It appears Penn National Gaming’s long-range strategies are paying dividends.
The gaming operator took chances when it acquired a stake in the digital media company Barstool Sports and acquired theScore, the prominent Canadian sports app and technology company.
But Thursday’s investors’ call indicates Penn National’s gambits are paying dividends, as it reported record revenue of $1.56 billion and net income of $51.6 million for the first quarter of 2022.
“Disciplined organic marketing, omnichannel cross-sell, great products and owning our media strategy with our friends at Barstool Sports and theScore have led to growth in our net gaming revenue market share results in the first quarter,” said Penn National CEO and President Jay Snowden during the call. “We believe our differentiated approach will benefit us going forward.”
Wall Street analysts reacted with cautious optimism to Penn National’s results.
“The better-than-expected results should be modestly positive for the shares, given the recent strength in advance of the quarter,” said David Katz of Jeffries & Co. in an analyst’s statement. “Penn presents a range of dynamics, between the presently strong land-based business, the early-stage digital business, and the perhaps less clearly defined media opportunities. Defining the opportunity set for the latter two remains the pivotal matter for the shares.”
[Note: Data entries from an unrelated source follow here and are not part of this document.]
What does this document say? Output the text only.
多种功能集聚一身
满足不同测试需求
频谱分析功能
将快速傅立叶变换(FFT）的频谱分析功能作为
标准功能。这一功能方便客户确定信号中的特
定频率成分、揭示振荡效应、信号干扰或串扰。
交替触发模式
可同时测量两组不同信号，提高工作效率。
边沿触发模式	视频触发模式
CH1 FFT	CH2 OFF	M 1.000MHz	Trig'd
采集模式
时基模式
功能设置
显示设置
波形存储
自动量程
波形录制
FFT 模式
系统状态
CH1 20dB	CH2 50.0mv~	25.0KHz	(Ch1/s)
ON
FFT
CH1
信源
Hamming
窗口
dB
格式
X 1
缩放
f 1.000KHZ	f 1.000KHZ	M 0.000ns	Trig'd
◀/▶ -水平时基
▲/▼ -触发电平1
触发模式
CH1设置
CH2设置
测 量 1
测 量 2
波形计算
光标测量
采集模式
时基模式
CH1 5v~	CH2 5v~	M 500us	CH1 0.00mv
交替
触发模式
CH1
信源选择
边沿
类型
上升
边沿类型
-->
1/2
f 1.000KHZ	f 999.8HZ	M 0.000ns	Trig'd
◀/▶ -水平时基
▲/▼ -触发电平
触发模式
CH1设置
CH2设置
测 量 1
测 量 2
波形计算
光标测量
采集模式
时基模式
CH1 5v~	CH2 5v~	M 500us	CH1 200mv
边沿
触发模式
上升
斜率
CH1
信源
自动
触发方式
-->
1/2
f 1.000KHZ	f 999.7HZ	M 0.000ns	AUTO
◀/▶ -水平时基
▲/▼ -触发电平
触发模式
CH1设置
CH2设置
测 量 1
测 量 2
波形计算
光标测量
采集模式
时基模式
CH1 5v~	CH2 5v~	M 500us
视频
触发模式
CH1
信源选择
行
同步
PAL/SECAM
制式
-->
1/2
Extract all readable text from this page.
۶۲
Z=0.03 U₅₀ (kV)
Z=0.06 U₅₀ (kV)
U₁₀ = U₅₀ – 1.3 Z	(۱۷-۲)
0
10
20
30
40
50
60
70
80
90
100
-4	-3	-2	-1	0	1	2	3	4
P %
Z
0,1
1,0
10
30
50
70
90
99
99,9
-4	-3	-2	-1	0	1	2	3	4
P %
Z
In a statement, J. P. Morgan analyst Joe Greff cited the growth of Penn National’s database across all tiers by 14%, aided by “recent online and retail sportsbook offerings and the recently opened Hollywood Casino York and Morgantown casinos in Pennsylvania. We don’t think Penn is seeing any softening in the lower end of its database (the hot topic of late).”
Greff also cited regional revenue upside at Penn National properties in the Midwest (13% above), West (12% above), and South (4% above), while Northeast was 2% below, as meeting or slightly exceeding analysts’ consensus projections.
“Revenues of $1.56 billion, EBITDAR of $494.7 million, and margins of 31.6% compare favorably to consensus’ $1.52 billion, $467 million, and 31%, and our $1.5 billion, $470 million, and 31.4% estimates, respectively,” Greff wrote in the statement.
Penn National Executive Vice President-Operations Todd George noted that the company is starting to see more growth at its regional properties as the spring and summer months approach.
“We’re seeing different growth patterns than what some of the industry has seen,” George said. “But really, we couldn’t be happier with what we’ve seen right up to into May.”
Revenue for Penn National’s interactive segments was $141.5 million with an adjusted EBITDA loss of $10 million, with more losses expected due to anticipated investments in its interactive segments. Snowden said Penn National expects to make a second $12.5 million installment later this month in support of sports betting initiatives being considered in California.
“While not originally contemplated in our interactive statement guidance for 2022, we remain on track, however, to generate an EBITDA loss of approximately $50 million from this segment in 2022 as we continue to scale operations and infrastructure,” Snowden said. “Following our first-quarter results, we anticipate the most significant losses will occur in the second and third quarters as we continue to ramp in our new markets and prepare our product and tech stack for the football season. The fourth quarter will likely be closer to breaking even.”
Snowden did put to rest any rumors about Penn National’s interest in properties reportedly available on the Las Vegas Strip.
“There’s not much interest,” Snowden said. “We’re not kicking the tires on anything right now.”